Adam Lininger-White, Kevin Ayala, Ruben Pacheco-Caldera

Image of Distracted Driver

Abstract

Distracted driving is a very deadly condition on the roads, and it is aggravated when drivers and passengers refuse to wear their seatbelts. Iris is intended to be a vehicle safety program that will detect when users are wearing seatbelts, for use in insurance and fact-finding. This paper attempts to build on the work in the YOLO CNN architecture as well as the work of others on the Kaggle dataset for distracted driving provided by Statefarm. We compare results from the Statefarm dataset with a broader goal of detecting all distracted driving, to a custom but smaller dataset that is focused only on detecting seatbelt usage. Our team managed an 86% accuracy rate on the larger dataset and about an 80% accuracy rate on the smaller dataset, average across three different neural networks. This work shows that maybe lots of smaller questions are going to be easier to solve than one big one at a time, even with a smaller dataset. These results are tempered by the fact that our team had only small amounts of data. These results are tempered by the fact that our custom dataset was very small, and we are not confident with the results. The team does not believe that this program should be released as it stands.

Introduction

According to the CDC, 1.35 million people are killed on roadways around the world each year, caused by drunk driving, drowsiness, distracted driving, and or preventable mistakes such as not wearing a seatbelt. Seat Belt detection systems in cars cannot actually tell if someone is wearing theirs correctly, since they only detect whether it has been “clicked in’’. Similarly, other measures such as the “hands on the wheel” heuristic attempt to provide a proxy for the information but may not solve the issue itself. By using computer vision to directly classify whether a person is actually wearing their seatbelt properly, or whether they are focusing on the road, we can improve driver safety and provide useful information in the event of an at-fault scenario, and hopefully prevent these scenarios entirely with our application. In order to implement this system, we’ll have to find or generate an acceptable bank of images to use for classification. This may be a challenge, since we don’t think the specific application we are trying to build has been done. If we can get an 70% accuracy rating, we think that would make our project feasible, given the size of our data bank. Deployment of our system would happen as a web app where you can upload pictures and receive a response, but a reach goal would be to implement this as a part of the car’s system.

Related Works

There exists research around seatbelt detection. Since our application will run in real-time, performance is an important factor. Kashevnik et al. developed a seatbelt detection model using the YOLO neural network architecture. YOLO is a convolutional neural network (CNN) for doing object detection in real-time. The algorithm applies a single neural network to the full image, and then divides the image into regions and predicts bounding boxes and probabilities for each region. YOLO provides a significant performance boost over conventional CNNs because it is optimized for real-time applications. Nonetheless, it is important not to sacrifice accuracy when improving performance. This model achieved a 93% accuracy, which provides a good benchmark for our testing. Chen et al. used CNNs to detect whether seat belts were being worn, much like ours will. They claim that most other models depend on edge detection, however this paper argues that it is not always dependable, since the type and layouts of cars differ. Their model is an amalgamation of two other models: one which exists to extract more features and one which actually trains using those new features. They argue that this is more effective.

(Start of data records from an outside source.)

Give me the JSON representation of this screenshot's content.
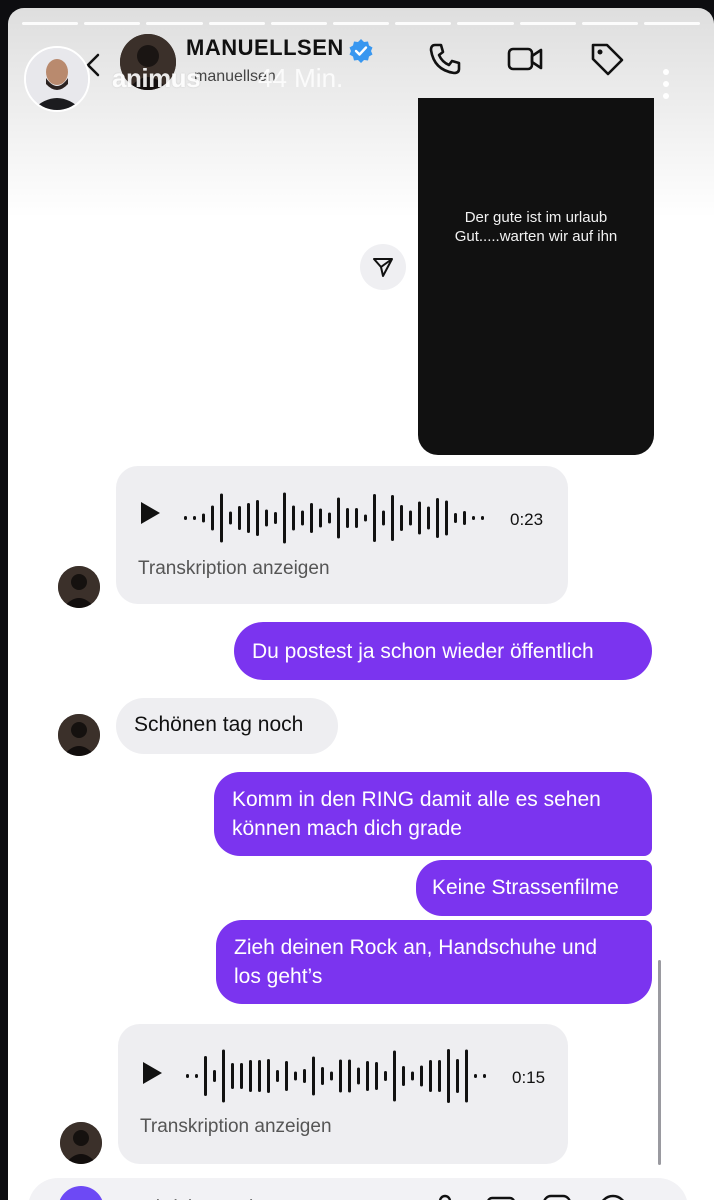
{
  "story": {
    "username": "animus",
    "time": "44 Min.",
    "progress_segments": 11
  },
  "dm_header": {
    "name": "MANUELLSEN",
    "username": "manuellsen",
    "verified": true
  },
  "shared_story": {
    "line1": "Der gute ist im urlaub",
    "line2": "Gut.....warten wir auf ihn"
  },
  "messages": [
    {
      "type": "voice",
      "sender": "them",
      "duration": "0:23",
      "transcript_label": "Transkription anzeigen"
    },
    {
      "type": "text",
      "sender": "me",
      "text": "Du postest ja schon wieder öffentlich"
    },
    {
      "type": "text",
      "sender": "them",
      "text": "Schönen tag noch"
    },
    {
      "type": "text",
      "sender": "me",
      "line1": "Komm in den RING damit alle es sehen",
      "line2": "können mach dich grade"
    },
    {
      "type": "text",
      "sender": "me",
      "text": "Keine Strassenfilme"
    },
    {
      "type": "text",
      "sender": "me",
      "line1": "Zieh deinen Rock an, Handschuhe und",
      "line2": "los geht’s"
    },
    {
      "type": "voice",
      "sender": "them",
      "duration": "0:15",
      "transcript_label": "Transkription anzeigen"
    }
  ],
  "composer": {
    "placeholder": "Nachricht senden..."
  },
  "colors": {
    "outgoing_bubble": "#7b34ef",
    "incoming_bubble": "#eeeef1",
    "camera_button": "#6d49f5",
    "verified_badge": "#3897f0"
  }
}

There is significant existing research around monitoring driver attentiveness. Many applications involve mounting cameras on the steering wheel, dashboard, or front seats to capture a video stream of the driver and their surroundings. F. Vicente et al. introduces a system to monitor driver gaze and accurately detect when the driver’s eyes are on/off the road ahead. The system captures a driver’s facial features and creates a 3D rendering of their head pose and gaze direction. With this information, the system detects eyes off road (EOR) with about 95% overall accuracy, and these results are consistent for drivers of different ages, sizes, colorings, eyewear, and conditions of illumination (spectrum from sunny days to nighttime). Importantly, the system’s use of geometric reasoning removes the need for major recalibration whenever there is a new driver or the camera position changes. Vural E. et al. used 30 classifiers to detect various head and facial movements, such as yawning and blinking patterns. Unlike other research, they didn’t pre-assume anything about any of the features. So for example, they didn’t initially give any weight to blink rate, etc. They used unsupervised learning to track all of the features and have the system itself classify them drowsy. Using this method, they achieved 90% accuracy across subjects which they claim is the highest prediction rate reported to date for detecting real drowsiness.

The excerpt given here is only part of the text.